I don’t think a person without the understanding of why should be in charge of the how, but due to the nature of game development and how people are promoted, this is often the case. I don’t think producers have high enough expectations on them, and if they do, they don’t have the mandate they need.

In my 23 years in game dev, only a handful of producers I’ve worked with have had the knowledge to organize projects. This is why one of the most common phrases I hear is “let’s bypass production. I don’t know what they’re here for anyway”.

This leads us to the secondary issue of game development and production. Culture.

For a very long time, the culture in games and around games has been quite flippant towards planning and production in general. The culture around game making has been an unfortunate mix of “you can’t predict and design fun”, “this is my game, I’m making it for me, I’m the audience” and “planning hems us in and kills creativity”.

Unfortunately, because game development culture is also or has historically been quite negative towards academia and theory and the theory behind why games work, people who might have actually improved the industry a.k.a. outside influences have been minimal.

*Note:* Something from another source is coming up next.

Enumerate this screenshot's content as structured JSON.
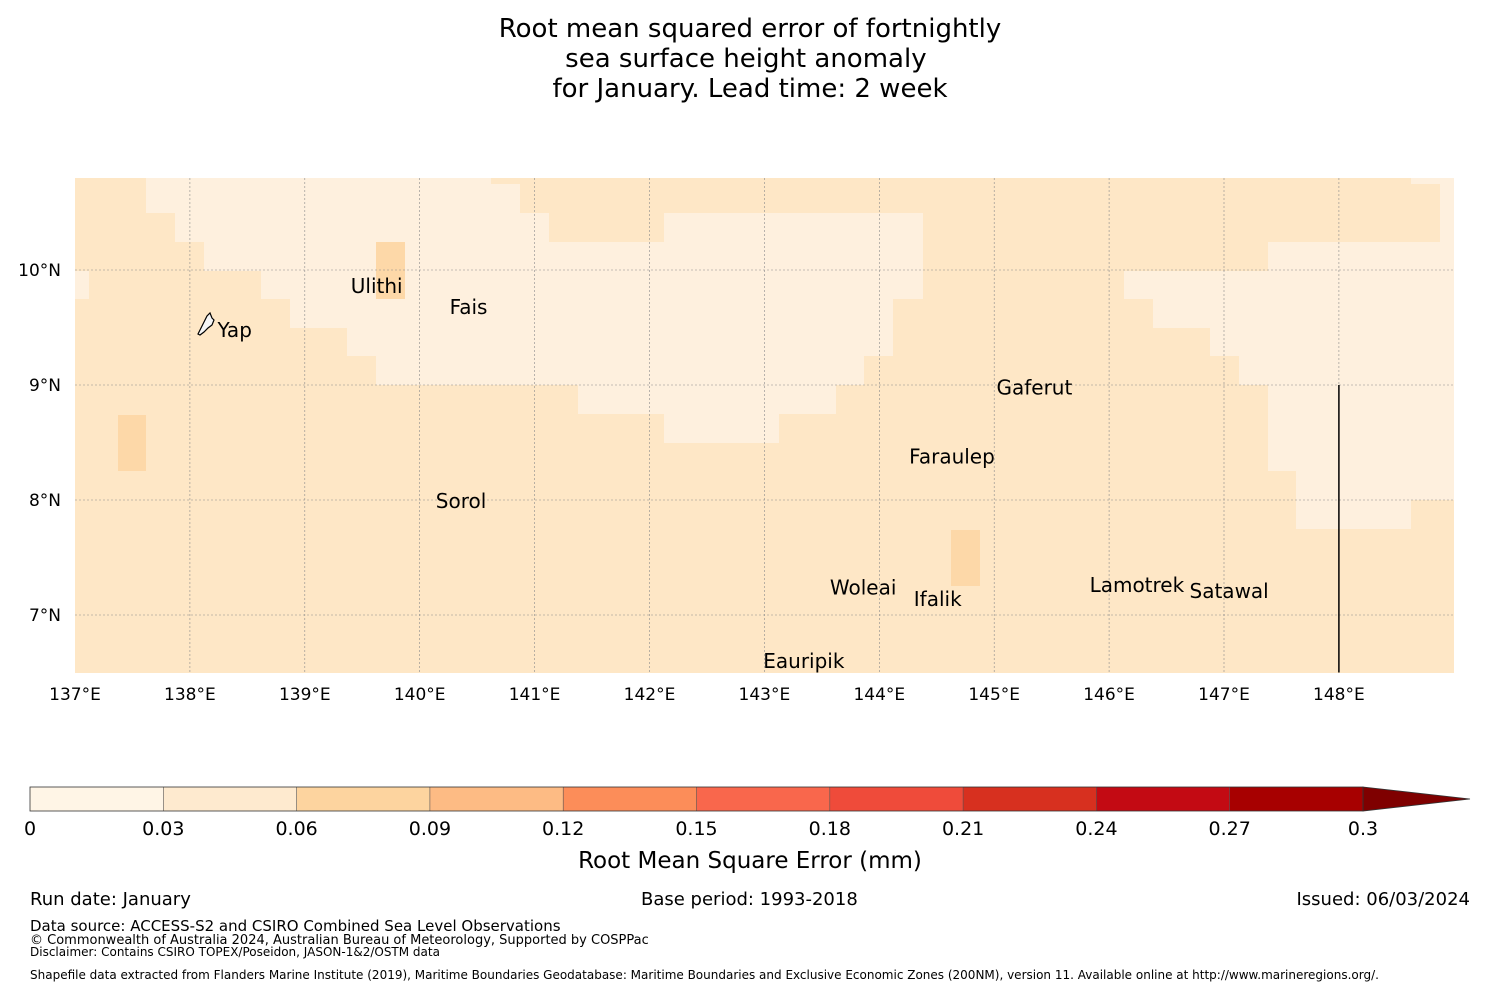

The culture around game development breeds a mindset that is negative towards structure and planning, because it is believed that structure and planning is detrimental for creativity.

In addition, we hire people from the culture we create. So of course the contempt for theory remains.

I believe mobile games are better at understanding their audience than most triple-A studios. The reason is that they build their games on data, and data driven design. Triple-A studios, in many cases, build their games on what the designers themselves enjoy or the latest popular game fad.

For this industry to move forward and develop, we have to get past this group think culture trap we’re in. Production and planning is not a negative thing. Using data and outside viewpoints on games and the theory of games is not a bad thing. Working with a clearly stated goal won’t threaten the “fun” of a game, nor will the idea of planning beforehand what to do hinder creativity.

As game developers we have to get over ourselves. We’re not special. Our development methods aren’t unique. What they are are stagnant and approximately 15 – 20 years behind the rest of industry.

But I suppose it’s nice being the underdog, the special snowflake, the really passionate hard workers, sacrificing everything to ge that game out there.

It isn’t going to last though. At some point, someone will revolutionize how games are made. My guess it is someone who uses modern and up to date production methods and data driven development and says bye bye to the culture that glorifies lack of frameworks and processes.